[R-390] The radio machine, getting bit by the bug

wli wli98122 at yahoo.com
Fri Apr 15 20:06:22 EDT 2016


I was maybe 10 or so, when Dad came down to the basement and told me that "aeronautics was a dead end" and that I should stop building model planes. 

He bought me a two tube battery radio kit. It worked on its first try! I was hooked. That was 1949, and at the time there were many stores on Market Street in SF and in the Quonset huts at the Oakland Airport packed with gear. I recall seeing piles of ARC-5's up tho the ceiling for $3-$6. I still have some of them today. Then Korea came and even more stuff came in. It was an all-consuming hobby much to the detriment of my school grades. My buddies were smarter than I was, they all got their tickets… but I flunked x3. Back then EICO made the best quality kits, and today, I still have some, in use. Then, as now, I got hooked on SWL… spent countless hours listening to exotic far-off broadcasts. In the Service in the 60's, it was very interesting to compare CBS-NBC-ABC news to what was broadcast on the foreign stations. The difference was most instructive! At that time, my main receiver was a BC-358C. The other one was a pair of ARC-5's using one as a Q5'er. Never occurred to me that I could have used the 2nd harmonic of the BC-453  local oscillator to directly access the 915KC IF of the BC348 as was described in Radio & TV News in the September 1951issue… and re-explained in ER in 2014.

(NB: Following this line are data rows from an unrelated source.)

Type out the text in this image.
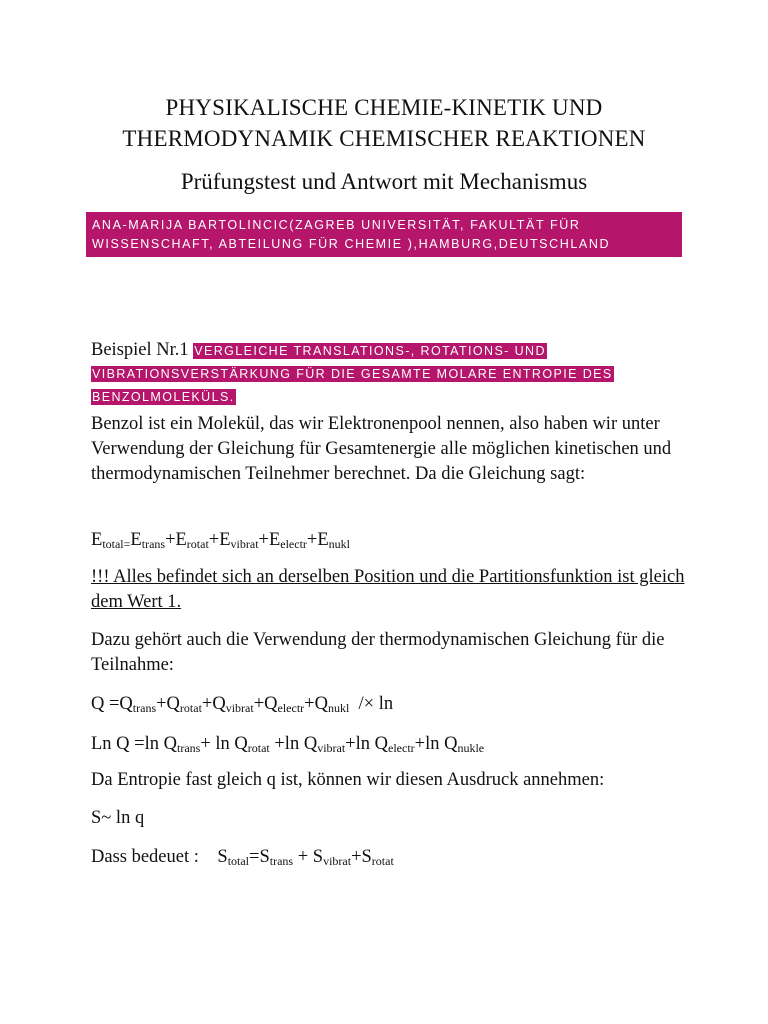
PHYSIKALISCHE CHEMIE-KINETIK UND
THERMODYNAMIK CHEMISCHER REAKTIONEN
Prüfungstest und Antwort mit Mechanismus
ANA-MARIJA BARTOLINCIC(ZAGREB UNIVERSITÄT, FAKULTÄT FÜR WISSENSCHAFT, ABTEILUNG FÜR CHEMIE ),HAMBURG,DEUTSCHLAND
Beispiel Nr.1 VERGLEICHE TRANSLATIONS-, ROTATIONS- UND VIBRATIONSVERSTÄRKUNG FÜR DIE GESAMTE MOLARE ENTROPIE DES BENZOLMOLEKÜLS.
Benzol ist ein Molekül, das wir Elektronenpool nennen, also haben wir unter Verwendung der Gleichung für Gesamtenergie alle möglichen kinetischen und thermodynamischen Teilnehmer berechnet. Da die Gleichung sagt:
$E_{total=}E_{trans}+E_{rotat}+E_{vibrat}+E_{electr}+E_{nukl}$
!!! Alles befindet sich an derselben Position und die Partitionsfunktion ist gleich dem Wert 1.
Dazu gehört auch die Verwendung der thermodynamischen Gleichung für die Teilnahme:
$Q =Q_{trans}+Q_{rotat}+Q_{vibrat}+Q_{electr}+Q_{nukl} /\times \ln$
Ln Q =ln $Q_{trans}+ \ln Q_{rotat} +\ln$ $Q_{vibrat}+\ln$ $Q_{electr}+\ln$ $Q_{nukle}$
Da Entropie fast gleich q ist, können wir diesen Ausdruck annehmen:
S~ ln q
Dass bedeuet :    $S_{total}=S_{trans} + S_{vibrat}+S_{rotat}$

The  family patriarch ran everything back then, so when I came of age (18) he ordered me to go into medicine. Nevertheless, I continued to accumulate and build gear whenever the opportunity presented itself. Once I retired, I have regressed back to the 50's and have been a "tube-lover" until the present. The wife is appalled at my collection of Army-Navy BA's. As far as I am concerned, this hobby is far more interesting and challenging, than playing bridge, golf, or sitting around watching TV.